Les centres hospitalo-universitaires accueillent aussi beaucoup de médecins étrangers en formation

Les centres hospitalo-universitaires se trouveraient en difficulté également, car ils accueillent beaucoup de médecins étrangers qui viennent se former notamment dans les spécialités médicales et chirurgicales chez nous dans le cadre de leur cursus, avant de repartir dans leur pays. Ils participent aux travaux des équipes de recherche, aux services de pointe, mais aussi aux soins. Même si ces personnels ne restent pas en France, ces flux sont continus, et leur absence poserait un problème.

Qu’en est-il des personnels non médicaux ?

Il y avait eu une tentative voilà une vingtaine d’années de faire venir des infirmières espagnoles, mais cela n’avait pas très bien fonctionné et la plupart n’étaient pas restées. Les dentistes en revanche sont très concernés. Beaucoup de diplômés français se sont tournés vers l’implantologie ces dernières années, car les prothèses étaient bien plus rémunératrices que les soins courants, devenus de fait moins accessibles à la population.

En réaction, des centres de santé ont été créés à l’initiative d’investisseurs privés, qui font souvent appel à des professionnels formés à l’étranger. Et il ne faut pas oublier tout le secteur médico-social au sens large, avec les personnels des Ephad, l’aide à domicile et la garde d’enfants, où les personnels étrangers représentent aussi une part non négligeable des effectifs, les niveaux de rémunérations étant particulièrement faibles.

En même temps, n’est-il pas pénalisant pour les pays d’origine de voir leurs soignants s’exiler ?

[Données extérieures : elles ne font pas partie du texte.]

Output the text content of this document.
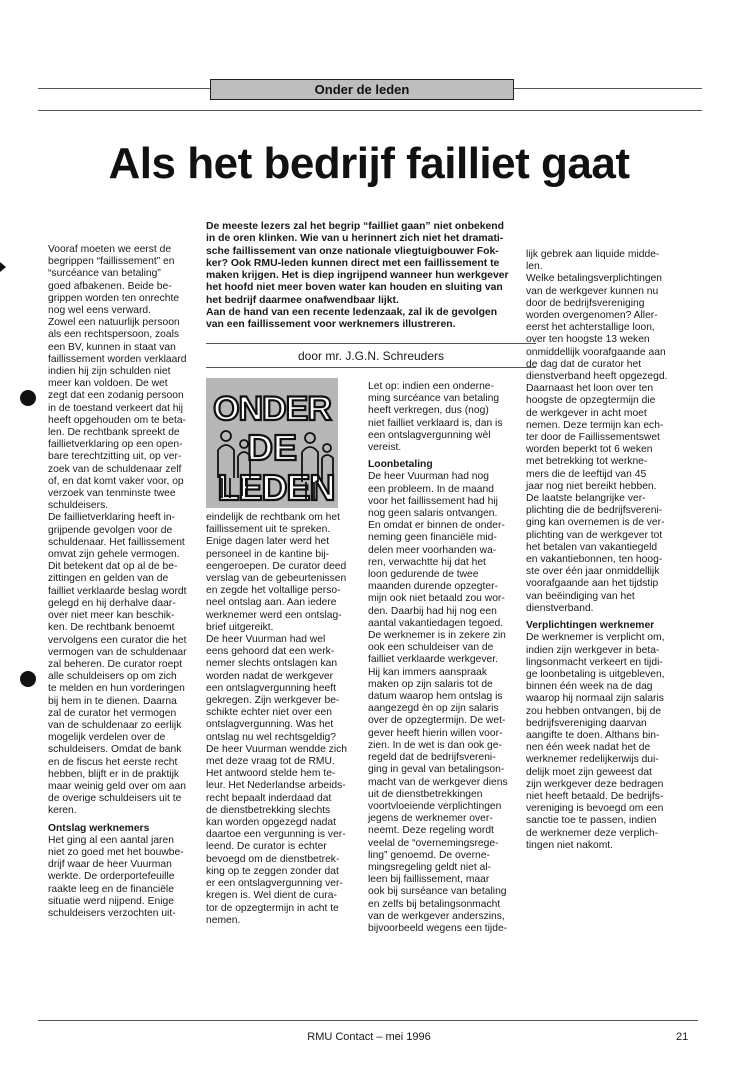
Onder de leden
Als het bedrijf failliet gaat

Vooraf moeten we eerst de
begrippen “faillissement” en
“surcéance van betaling”
goed afbakenen. Beide be-
grippen worden ten onrechte
nog wel eens verward.
Zowel een natuurlijk persoon
als een rechtspersoon, zoals
een BV, kunnen in staat van
faillissement worden verklaard
indien hij zijn schulden niet
meer kan voldoen. De wet
zegt dat een zodanig persoon
in de toestand verkeert dat hij
heeft opgehouden om te beta-
len. De rechtbank spreekt de
faillietverklaring op een open-
bare terechtzitting uit, op ver-
zoek van de schuldenaar zelf
of, en dat komt vaker voor, op
verzoek van tenminste twee
schuldeisers.

De faillietverklaring heeft in-
grijpende gevolgen voor de
schuldenaar. Het faillissement
omvat zijn gehele vermogen.
Dit betekent dat op al de be-
zittingen en gelden van de
failliet verklaarde beslag wordt
gelegd en hij derhalve daar-
over niet meer kan beschik-
ken. De rechtbank benoemt
vervolgens een curator die het
vermogen van de schuldenaar
zal beheren. De curator roept
alle schuldeisers op om zich
te melden en hun vorderingen
bij hem in te dienen. Daarna
zal de curator het vermogen
van de schuldenaar zo eerlijk
mogelijk verdelen over de
schuldeisers. Omdat de bank
en de fiscus het eerste recht
hebben, blijft er in de praktijk
maar weinig geld over om aan
de overige schuldeisers uit te
keren.

Ontslag werknemers

Het ging al een aantal jaren
niet zo goed met het bouwbe-
drijf waar de heer Vuurman
werkte. De orderportefeuille
raakte leeg en de financiële
situatie werd nijpend. Enige
schuldeisers verzochten uit-

De meeste lezers zal het begrip “failliet gaan” niet onbekend
in de oren klinken. Wie van u herinnert zich niet het dramati-
sche faillissement van onze nationale vliegtuigbouwer Fok-
ker? Ook RMU-leden kunnen direct met een faillissement te
maken krijgen. Het is diep ingrijpend wanneer hun werkgever
het hoofd niet meer boven water kan houden en sluiting van
het bedrijf daarmee onafwendbaar lijkt.
Aan de hand van een recente ledenzaak, zal ik de gevolgen
van een faillissement voor werknemers illustreren.
door mr. J.G.N. Schreuders
ONDER
DE
LEDEN

eindelijk de rechtbank om het
faillissement uit te spreken.
Enige dagen later werd het
personeel in de kantine bij-
eengeroepen. De curator deed
verslag van de gebeurtenissen
en zegde het voltallige perso-
neel ontslag aan. Aan iedere
werknemer werd een ontslag-
brief uitgereikt.

De heer Vuurman had wel
eens gehoord dat een werk-
nemer slechts ontslagen kan
worden nadat de werkgever
een ontslagvergunning heeft
gekregen. Zijn werkgever be-
schikte echter niet over een
ontslagvergunning. Was het
ontslag nu wel rechtsgeldig?
De heer Vuurman wendde zich
met deze vraag tot de RMU.
Het antwoord stelde hem te-
leur. Het Nederlandse arbeids-
recht bepaalt inderdaad dat
de dienstbetrekking slechts
kan worden opgezegd nadat
daartoe een vergunning is ver-
leend. De curator is echter
bevoegd om de dienstbetrek-
king op te zeggen zonder dat
er een ontslagvergunning ver-
kregen is. Wel dient de cura-
tor de opzegtermijn in acht te
nemen.

Let op: indien een onderne-
ming surcéance van betaling
heeft verkregen, dus (nog)
niet failliet verklaard is, dan is
een ontslagvergunning wèl
vereist.

Loonbetaling

De heer Vuurman had nog
een probleem. In de maand
voor het faillissement had hij
nog geen salaris ontvangen.
En omdat er binnen de onder-
neming geen financiële mid-
delen meer voorhanden wa-
ren, verwachtte hij dat het
loon gedurende de twee
maanden durende opzegter-
mijn ook niet betaald zou wor-
den. Daarbij had hij nog een
aantal vakantiedagen tegoed.
De werknemer is in zekere zin
ook een schuldeiser van de
failliet verklaarde werkgever.
Hij kan immers aanspraak
maken op zijn salaris tot de
datum waarop hem ontslag is
aangezegd èn op zijn salaris
over de opzegtermijn. De wet-
gever heeft hierin willen voor-
zien. In de wet is dan ook ge-
regeld dat de bedrijfsvereni-
ging in geval van betalingson-
macht van de werkgever diens
uit de dienstbetrekkingen
voortvloeiende verplichtingen
jegens de werknemer over-
neemt. Deze regeling wordt
veelal de “overnemingsrege-
ling” genoemd. De overne-
mingsregeling geldt niet al-
leen bij faillissement, maar
ook bij surséance van betaling
en zelfs bij betalingsonmacht
van de werkgever anderszins,
bijvoorbeeld wegens een tijde-

lijk gebrek aan liquide midde-
len.

Welke betalingsverplichtingen
van de werkgever kunnen nu
door de bedrijfsvereniging
worden overgenomen? Aller-
eerst het achterstallige loon,
over ten hoogste 13 weken
onmiddellijk voorafgaande aan
de dag dat de curator het
dienstverband heeft opgezegd.
Daarnaast het loon over ten
hoogste de opzegtermijn die
de werkgever in acht moet
nemen. Deze termijn kan ech-
ter door de Faillissementswet
worden beperkt tot 6 weken
met betrekking tot werkne-
mers die de leeftijd van 45
jaar nog niet bereikt hebben.
De laatste belangrijke ver-
plichting die de bedrijfsvereni-
ging kan overnemen is de ver-
plichting van de werkgever tot
het betalen van vakantiegeld
en vakantiebonnen, ten hoog-
ste over één jaar onmiddellijk
voorafgaande aan het tijdstip
van beëindiging van het
dienstverband.

Verplichtingen werknemer

De werknemer is verplicht om,
indien zijn werkgever in beta-
lingsonmacht verkeert en tijdi-
ge loonbetaling is uitgebleven,
binnen één week na de dag
waarop hij normaal zijn salaris
zou hebben ontvangen, bij de
bedrijfsvereniging daarvan
aangifte te doen. Althans bin-
nen één week nadat het de
werknemer redelijkerwijs dui-
delijk moet zijn geweest dat
zijn werkgever deze bedragen
niet heeft betaald. De bedrijfs-
vereniging is bevoegd om een
sanctie toe te passen, indien
de werknemer deze verplich-
tingen niet nakomt.

RMU Contact – mei 1996	21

La France a longtemps défendu ce point de vue, en augmentant le nombre de professionnels formés dans notre pays (infirmières et avec une certaine inertie les médecins) et en poussant même à l’adoption d’un code de bonne conduite au niveau de l’Organisation mondiale de la santé sur cette question. Mais des spécialistes des migrations indiquent aujourd’hui qu’il ne faut peut-être pas raisonner uniquement en termes de "brain drain". Les soignants qui se déplacent ne pourraient peut-être pas exercer dans de bonnes conditions dans leurs pays où les systèmes de santé sont délaissés. Souvent, ils envoient aussi de l’argent à leur famille, ce qui participe à l’économie locale. Les Philippines se sont fait ainsi une spécialité dans la formation d’infirmières, qui sont nombreuses ensuite à aller travailler à l’étranger. La migration ne doit pas toujours être vue comme un problème, pas plus pour les pays de départ que d’arrivée.

Pour l’instant, pour lutter contre les déserts médicaux, le Rassemblement national propose d’exonérer d’impôts sur le revenu les médecins retraités qui reprendraient une activité. Qu’en pensez-vous ?

C’est une bonne piste, mais elle est déjà à l’œuvre, par des mécanismes facilitant le cumul emploi-retraite. Il n’y a donc là rien de nouveau, ni de nature à changer la donne pour les territoires concernés. Nous avons de toute façon encore plusieurs années difficiles devant nous, avant que les effets de la hausse du numerus clausus ne commencent à se faire sentir.